E deu-se o caso. Hölderlin perdeu-se de amores por Susette Gontard, mulher do patrão e mãe dos seus educandos. Diotima, assim lhe chamava, foi o tema de muitos dos seus poemas. Do amor platónico saíram-lhe odes, elegias, extensos poemas em verso longo e uma enorme depressão amainada por cartas à amante e breves encontros secretos.
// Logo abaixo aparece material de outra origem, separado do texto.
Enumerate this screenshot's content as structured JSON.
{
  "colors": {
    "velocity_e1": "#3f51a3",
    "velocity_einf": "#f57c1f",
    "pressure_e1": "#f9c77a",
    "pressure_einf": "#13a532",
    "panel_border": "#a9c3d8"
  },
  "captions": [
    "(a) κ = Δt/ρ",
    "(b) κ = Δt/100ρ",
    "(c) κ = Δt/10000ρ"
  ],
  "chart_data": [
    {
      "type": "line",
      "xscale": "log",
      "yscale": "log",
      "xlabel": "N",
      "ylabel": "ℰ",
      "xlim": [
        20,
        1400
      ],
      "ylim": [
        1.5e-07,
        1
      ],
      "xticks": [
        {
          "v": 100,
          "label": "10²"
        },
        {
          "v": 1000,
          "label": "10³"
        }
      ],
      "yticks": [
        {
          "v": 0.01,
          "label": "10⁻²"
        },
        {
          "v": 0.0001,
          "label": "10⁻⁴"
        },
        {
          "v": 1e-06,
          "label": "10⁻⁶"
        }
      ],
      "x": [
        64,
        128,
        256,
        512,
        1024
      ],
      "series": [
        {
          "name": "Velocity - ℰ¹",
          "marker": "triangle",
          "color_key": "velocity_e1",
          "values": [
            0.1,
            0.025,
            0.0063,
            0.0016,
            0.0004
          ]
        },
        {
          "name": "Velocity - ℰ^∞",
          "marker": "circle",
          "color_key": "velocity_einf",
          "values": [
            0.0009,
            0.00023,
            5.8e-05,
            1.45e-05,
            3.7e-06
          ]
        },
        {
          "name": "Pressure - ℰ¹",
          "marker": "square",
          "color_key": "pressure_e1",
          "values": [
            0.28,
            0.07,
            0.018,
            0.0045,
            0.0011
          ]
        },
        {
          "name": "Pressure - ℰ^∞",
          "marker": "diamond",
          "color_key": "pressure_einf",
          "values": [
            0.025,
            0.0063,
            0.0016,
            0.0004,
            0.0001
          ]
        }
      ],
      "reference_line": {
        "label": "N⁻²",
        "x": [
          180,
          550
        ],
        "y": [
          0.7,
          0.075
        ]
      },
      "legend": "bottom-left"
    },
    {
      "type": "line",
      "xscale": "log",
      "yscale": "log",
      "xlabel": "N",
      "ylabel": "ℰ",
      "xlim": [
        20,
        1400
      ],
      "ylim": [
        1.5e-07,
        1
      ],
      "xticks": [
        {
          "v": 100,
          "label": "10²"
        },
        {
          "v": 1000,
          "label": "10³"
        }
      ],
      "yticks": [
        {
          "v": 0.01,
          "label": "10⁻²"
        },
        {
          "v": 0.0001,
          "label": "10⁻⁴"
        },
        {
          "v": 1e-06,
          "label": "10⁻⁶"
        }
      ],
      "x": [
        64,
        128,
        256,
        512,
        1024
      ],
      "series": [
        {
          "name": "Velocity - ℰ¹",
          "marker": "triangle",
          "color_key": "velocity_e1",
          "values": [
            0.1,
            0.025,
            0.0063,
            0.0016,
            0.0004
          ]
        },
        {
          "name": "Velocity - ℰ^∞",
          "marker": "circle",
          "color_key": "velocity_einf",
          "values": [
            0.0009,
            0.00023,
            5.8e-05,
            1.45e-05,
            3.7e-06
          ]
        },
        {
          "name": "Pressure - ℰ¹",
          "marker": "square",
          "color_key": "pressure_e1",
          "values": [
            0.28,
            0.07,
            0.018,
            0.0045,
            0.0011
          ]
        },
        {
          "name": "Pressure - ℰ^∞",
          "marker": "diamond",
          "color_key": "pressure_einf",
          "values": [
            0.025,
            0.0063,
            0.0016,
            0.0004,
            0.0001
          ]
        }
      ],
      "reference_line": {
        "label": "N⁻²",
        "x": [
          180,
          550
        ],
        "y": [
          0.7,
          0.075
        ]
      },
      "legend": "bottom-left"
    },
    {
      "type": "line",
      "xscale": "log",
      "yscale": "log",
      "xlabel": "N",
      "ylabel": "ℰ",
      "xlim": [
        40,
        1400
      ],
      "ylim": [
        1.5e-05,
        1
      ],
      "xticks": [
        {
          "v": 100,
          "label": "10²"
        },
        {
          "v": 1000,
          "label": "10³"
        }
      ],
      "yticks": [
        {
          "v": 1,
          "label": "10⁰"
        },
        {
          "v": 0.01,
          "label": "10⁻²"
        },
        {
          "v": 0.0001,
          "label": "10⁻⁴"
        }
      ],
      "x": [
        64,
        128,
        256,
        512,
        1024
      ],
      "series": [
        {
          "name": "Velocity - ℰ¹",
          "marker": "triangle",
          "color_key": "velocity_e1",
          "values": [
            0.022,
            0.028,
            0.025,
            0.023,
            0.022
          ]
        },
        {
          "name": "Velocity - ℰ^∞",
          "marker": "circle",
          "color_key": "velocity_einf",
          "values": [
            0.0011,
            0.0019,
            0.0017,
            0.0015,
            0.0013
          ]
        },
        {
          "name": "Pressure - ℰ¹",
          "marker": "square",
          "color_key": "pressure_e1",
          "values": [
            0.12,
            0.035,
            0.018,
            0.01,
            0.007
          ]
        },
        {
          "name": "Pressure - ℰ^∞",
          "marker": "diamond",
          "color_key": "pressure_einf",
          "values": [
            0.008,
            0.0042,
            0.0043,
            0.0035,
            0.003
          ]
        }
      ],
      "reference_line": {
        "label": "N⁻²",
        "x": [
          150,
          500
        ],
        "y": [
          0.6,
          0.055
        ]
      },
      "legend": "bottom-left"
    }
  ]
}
Em 1798, o poeta deixou Francoforte, resistiu às preces da mãe para que voltasse à vida eclesiástica, foi para Homburg vor der Höhe, onde trabalhou uma inacabada tragédia sobre a morte de Empédocles e continuou a escrever poemas:
Ouvisse eu agora os que me avisavam, de mim sorririam e pensariam:
«Por nos recear, mais cedo este louco nas mãos nos caiu.»
E não considerariam isso um lucro…
…
Cantai, ó cantai-me, terríficos Deuses Fatais, a canção
Profetizando desgraça, sempre de novo ao ouvido.
Sou vosso por fim, bem o sei, mas quero antes disso
Pertencer a mim mesmo e conquistar vida e glória.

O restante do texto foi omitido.